Oh, and did we mention that the once highly eligible Mr. Ford will become a newlywed in May? We congratulate him;

• The aforesaid Senator Thompson has a decision on his hands — to run for reelection or not— and he, too, must make it during the next calendar year. Reportedly he also has a hankering for the governor’s office (and if he acts upon this interest, you can be sure that Bryant, Rout, and, for that matter, U.S. Rep. Van Hilleary, another Republican prospect, will all find their feet growing cold.)

Then again, maybe Thompson — who is rumored to be fed up with Washington, really fed up — might be induced to act out his discontent. Know what I mean? Okay, he’s a little longer of tooth now than when he last appeared as an authority figure in films, but who have they turned up in the meantime to replace him? James Cromwell? Give me a break!

• Then there’s Bill Frist, who may, after all, get a free ride back to the Senate during the coming year. (This despite the fact that a lot of his fellow doctors are mad at him for his naysaying stance on allowing patients to litigate against HMOs.)

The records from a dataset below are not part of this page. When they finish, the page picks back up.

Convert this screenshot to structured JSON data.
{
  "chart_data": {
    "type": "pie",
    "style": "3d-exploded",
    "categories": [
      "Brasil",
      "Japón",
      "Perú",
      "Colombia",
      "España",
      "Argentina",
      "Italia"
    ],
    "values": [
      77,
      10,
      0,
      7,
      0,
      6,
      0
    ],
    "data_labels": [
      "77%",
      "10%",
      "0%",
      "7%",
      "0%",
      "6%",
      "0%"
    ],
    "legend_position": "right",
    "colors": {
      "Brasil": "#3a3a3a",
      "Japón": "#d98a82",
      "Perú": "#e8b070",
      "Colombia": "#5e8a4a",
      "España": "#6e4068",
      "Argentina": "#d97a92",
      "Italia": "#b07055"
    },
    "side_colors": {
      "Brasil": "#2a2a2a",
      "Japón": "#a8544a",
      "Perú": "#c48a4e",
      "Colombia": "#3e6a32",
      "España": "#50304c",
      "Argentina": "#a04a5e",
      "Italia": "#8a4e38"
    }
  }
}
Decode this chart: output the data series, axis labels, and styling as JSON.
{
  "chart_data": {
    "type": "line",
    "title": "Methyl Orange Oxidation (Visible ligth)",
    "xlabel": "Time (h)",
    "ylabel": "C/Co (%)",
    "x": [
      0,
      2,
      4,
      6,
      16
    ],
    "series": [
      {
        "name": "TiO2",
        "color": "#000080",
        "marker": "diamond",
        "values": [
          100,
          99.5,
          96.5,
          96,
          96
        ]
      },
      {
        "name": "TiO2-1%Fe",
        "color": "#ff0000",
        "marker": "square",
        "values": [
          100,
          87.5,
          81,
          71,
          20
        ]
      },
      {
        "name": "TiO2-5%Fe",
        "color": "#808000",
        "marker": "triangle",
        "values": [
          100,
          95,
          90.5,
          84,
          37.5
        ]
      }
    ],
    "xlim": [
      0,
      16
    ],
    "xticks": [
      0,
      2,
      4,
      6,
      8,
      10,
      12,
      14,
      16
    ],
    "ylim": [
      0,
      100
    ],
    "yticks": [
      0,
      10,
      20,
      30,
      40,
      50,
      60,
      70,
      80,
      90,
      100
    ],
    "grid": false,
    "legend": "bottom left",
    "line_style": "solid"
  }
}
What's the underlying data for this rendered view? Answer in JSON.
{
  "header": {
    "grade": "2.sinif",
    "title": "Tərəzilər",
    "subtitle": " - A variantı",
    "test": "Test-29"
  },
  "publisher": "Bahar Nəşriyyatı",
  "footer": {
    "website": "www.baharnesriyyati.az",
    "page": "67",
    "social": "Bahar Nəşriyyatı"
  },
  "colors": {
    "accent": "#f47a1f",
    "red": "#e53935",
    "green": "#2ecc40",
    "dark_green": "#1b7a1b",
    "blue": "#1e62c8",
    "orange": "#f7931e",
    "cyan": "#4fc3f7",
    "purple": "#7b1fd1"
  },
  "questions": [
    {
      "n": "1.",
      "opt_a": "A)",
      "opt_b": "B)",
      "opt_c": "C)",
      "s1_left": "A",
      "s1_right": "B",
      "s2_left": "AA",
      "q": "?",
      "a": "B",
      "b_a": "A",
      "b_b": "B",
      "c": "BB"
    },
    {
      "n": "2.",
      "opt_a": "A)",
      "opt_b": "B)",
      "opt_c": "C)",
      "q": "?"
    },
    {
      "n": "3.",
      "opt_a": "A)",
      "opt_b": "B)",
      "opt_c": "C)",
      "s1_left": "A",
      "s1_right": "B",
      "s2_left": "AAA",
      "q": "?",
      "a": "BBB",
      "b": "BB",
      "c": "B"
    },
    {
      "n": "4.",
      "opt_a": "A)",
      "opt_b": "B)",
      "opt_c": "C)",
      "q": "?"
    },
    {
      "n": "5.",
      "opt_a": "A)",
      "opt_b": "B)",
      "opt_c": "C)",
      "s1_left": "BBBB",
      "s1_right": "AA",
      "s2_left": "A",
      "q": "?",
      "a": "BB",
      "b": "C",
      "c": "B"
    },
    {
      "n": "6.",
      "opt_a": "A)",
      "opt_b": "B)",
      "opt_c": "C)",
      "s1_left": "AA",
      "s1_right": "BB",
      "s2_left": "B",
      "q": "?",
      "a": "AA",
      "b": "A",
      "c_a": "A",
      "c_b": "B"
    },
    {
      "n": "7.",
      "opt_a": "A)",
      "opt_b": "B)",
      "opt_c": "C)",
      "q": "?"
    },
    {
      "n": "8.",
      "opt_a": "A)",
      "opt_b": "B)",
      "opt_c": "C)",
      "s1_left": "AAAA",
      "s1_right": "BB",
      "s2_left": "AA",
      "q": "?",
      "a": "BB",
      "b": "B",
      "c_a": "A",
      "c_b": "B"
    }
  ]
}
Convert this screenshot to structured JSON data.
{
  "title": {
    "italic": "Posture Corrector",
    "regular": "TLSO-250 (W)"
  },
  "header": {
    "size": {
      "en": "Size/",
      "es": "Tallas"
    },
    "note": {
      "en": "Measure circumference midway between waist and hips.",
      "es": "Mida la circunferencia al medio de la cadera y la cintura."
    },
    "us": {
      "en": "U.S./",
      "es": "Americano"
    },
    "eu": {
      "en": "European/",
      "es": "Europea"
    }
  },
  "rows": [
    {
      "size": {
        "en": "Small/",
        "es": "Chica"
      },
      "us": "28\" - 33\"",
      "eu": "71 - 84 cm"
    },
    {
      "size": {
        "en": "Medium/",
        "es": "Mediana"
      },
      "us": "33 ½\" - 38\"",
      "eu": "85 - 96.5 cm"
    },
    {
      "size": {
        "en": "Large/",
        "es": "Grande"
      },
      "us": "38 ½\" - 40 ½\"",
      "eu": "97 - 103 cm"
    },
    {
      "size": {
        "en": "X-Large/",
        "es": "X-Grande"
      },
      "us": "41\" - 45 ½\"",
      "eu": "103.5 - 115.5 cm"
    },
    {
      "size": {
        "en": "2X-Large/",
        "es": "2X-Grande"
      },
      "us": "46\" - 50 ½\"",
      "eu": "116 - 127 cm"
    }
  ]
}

Does the state’s junior senator have higher ambitions? It’s the Tennessee disease, after all, and some say that he does. He has wangled the opportunity, in any case, to be an official respondent to President Clinton’s upcoming final State of the Union address. Maybe we can tell something from that;

• Not to overlook the 8th District congressman, John Tanner, the Democrat who is regarded by many people as a sure thing to run for governor in 2002. Tanner, the most cautious man in politics, may finally be ready to make his move for the Governor’s Mansion. So may such other fastidious Democratic types as Nashville’s congressman Bob Clement and State Senator Roy Herron of Dresden. (They may all be beat to the punch by Democratic chairman Doug Horne, who — if lacking, like the others, in the proverbial gem-like flame — does at least have money to burn.)

• That about does it, except for — oh, sure, of course, Tennessee’s own, Vice President Al Gore. A fairly safe prediction: At the end of the upcoming year, Gore will either be president-elect of the United States of America or just another stiff looking for work. (Sorry, couldn’t resist.)

Does all of this read anti-climatically? Make that ante-climactic. The big events, the real End-of-Epoch stuff, will happen on schedule — one year from now. Bet you a dollar.